Evaluation¶
How the engine will be assessed against its goals for engagement and learning. Performance and engagement measured quantitatively; user experience and satisfaction qualitatively.
Building the engine is not enough; it has to demonstrably help visitors learn and engage, and do so respectfully. The evaluation plan groups checks into three modules, each noting whether it is run internally (by the team) or externally (with users), and each with example metrics so assessment is concrete rather than vague.

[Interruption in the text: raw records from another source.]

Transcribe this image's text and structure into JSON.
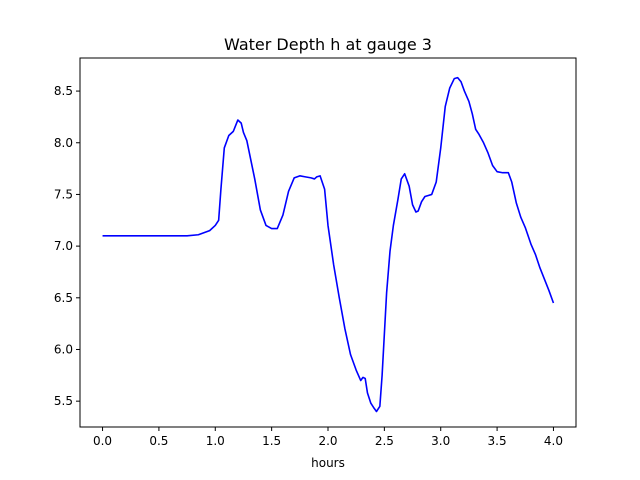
{
  "chart_data": {
    "type": "line",
    "title": "Water Depth h at gauge 3",
    "xlabel": "hours",
    "ylabel": "",
    "xlim": [
      -0.2,
      4.2
    ],
    "ylim": [
      5.25,
      8.82
    ],
    "xticks": [
      0.0,
      0.5,
      1.0,
      1.5,
      2.0,
      2.5,
      3.0,
      3.5,
      4.0
    ],
    "xtick_labels": [
      "0.0",
      "0.5",
      "1.0",
      "1.5",
      "2.0",
      "2.5",
      "3.0",
      "3.5",
      "4.0"
    ],
    "yticks": [
      5.5,
      6.0,
      6.5,
      7.0,
      7.5,
      8.0,
      8.5
    ],
    "ytick_labels": [
      "5.5",
      "6.0",
      "6.5",
      "7.0",
      "7.5",
      "8.0",
      "8.5"
    ],
    "grid": false,
    "legend": "none",
    "series": [
      {
        "color": "#0000ff",
        "x": [
          0.0,
          0.2,
          0.4,
          0.6,
          0.75,
          0.85,
          0.95,
          1.0,
          1.03,
          1.05,
          1.08,
          1.12,
          1.16,
          1.2,
          1.23,
          1.25,
          1.28,
          1.35,
          1.4,
          1.45,
          1.5,
          1.55,
          1.6,
          1.65,
          1.7,
          1.75,
          1.8,
          1.85,
          1.88,
          1.9,
          1.93,
          1.97,
          2.0,
          2.05,
          2.1,
          2.15,
          2.2,
          2.25,
          2.29,
          2.31,
          2.33,
          2.35,
          2.38,
          2.41,
          2.43,
          2.46,
          2.48,
          2.52,
          2.55,
          2.58,
          2.62,
          2.65,
          2.68,
          2.72,
          2.75,
          2.78,
          2.8,
          2.83,
          2.86,
          2.89,
          2.92,
          2.96,
          3.0,
          3.04,
          3.08,
          3.12,
          3.15,
          3.18,
          3.21,
          3.25,
          3.28,
          3.31,
          3.34,
          3.38,
          3.42,
          3.46,
          3.5,
          3.55,
          3.6,
          3.63,
          3.67,
          3.71,
          3.75,
          3.8,
          3.84,
          3.88,
          3.92,
          3.96,
          4.0
        ],
        "values": [
          7.1,
          7.1,
          7.1,
          7.1,
          7.1,
          7.11,
          7.15,
          7.2,
          7.25,
          7.55,
          7.95,
          8.07,
          8.11,
          8.22,
          8.19,
          8.1,
          8.02,
          7.65,
          7.35,
          7.2,
          7.17,
          7.17,
          7.3,
          7.53,
          7.66,
          7.68,
          7.67,
          7.66,
          7.65,
          7.67,
          7.68,
          7.55,
          7.2,
          6.82,
          6.5,
          6.2,
          5.95,
          5.8,
          5.7,
          5.73,
          5.72,
          5.58,
          5.48,
          5.43,
          5.4,
          5.45,
          5.75,
          6.55,
          6.95,
          7.2,
          7.45,
          7.65,
          7.7,
          7.58,
          7.4,
          7.33,
          7.34,
          7.43,
          7.48,
          7.49,
          7.5,
          7.62,
          7.95,
          8.35,
          8.53,
          8.62,
          8.63,
          8.59,
          8.5,
          8.4,
          8.28,
          8.13,
          8.08,
          8.0,
          7.9,
          7.78,
          7.72,
          7.71,
          7.71,
          7.62,
          7.42,
          7.28,
          7.18,
          7.02,
          6.92,
          6.79,
          6.68,
          6.57,
          6.45
        ]
      }
    ]
  }
}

User modelling and adaptation (internal) assesses how well the system builds profiles and adapts over time.
| Aspect | Metric |
|---|---|
| User persona alignment | correlation between survey/persona data and generated recommendations (qualitative) |
| Adaptivity over time | improvement in relevant content after repeated interactions; simulations of extreme interest, frustration, disinterest (quantitative) |
| Cold-start handling | success rate for new or anonymous profiles, measured as sustained engagement in the chosen topic (quantitative) |
User experience (external) measures engagement, learning, and perceived personalisation, coordinated with WP7.
| Aspect | Metric |
|---|---|
| Knowledge gain | pre- and post-surveys and user interviews |
| Engagement and immersion | average session duration and navigation depth from implicit indicators |
| Personalisation experience | survey results, target mean at least 4 on a 5-point Likert scale, plus interviews |
Ethical (internal) evaluates sensitivity and balance, per the MEMORISE ethical guidelines.
| Aspect | Metric |
|---|---|
| Diversity and sensitivity | distributional analysis of recommended content across themes, communities, and narratives, attending to similarity and dissimilarity so the nuance of HNP is communicated |
These modules will be put into practice and reported in the next deliverable, D5.4 (performance evaluation of the Individual Experience framework on final applications).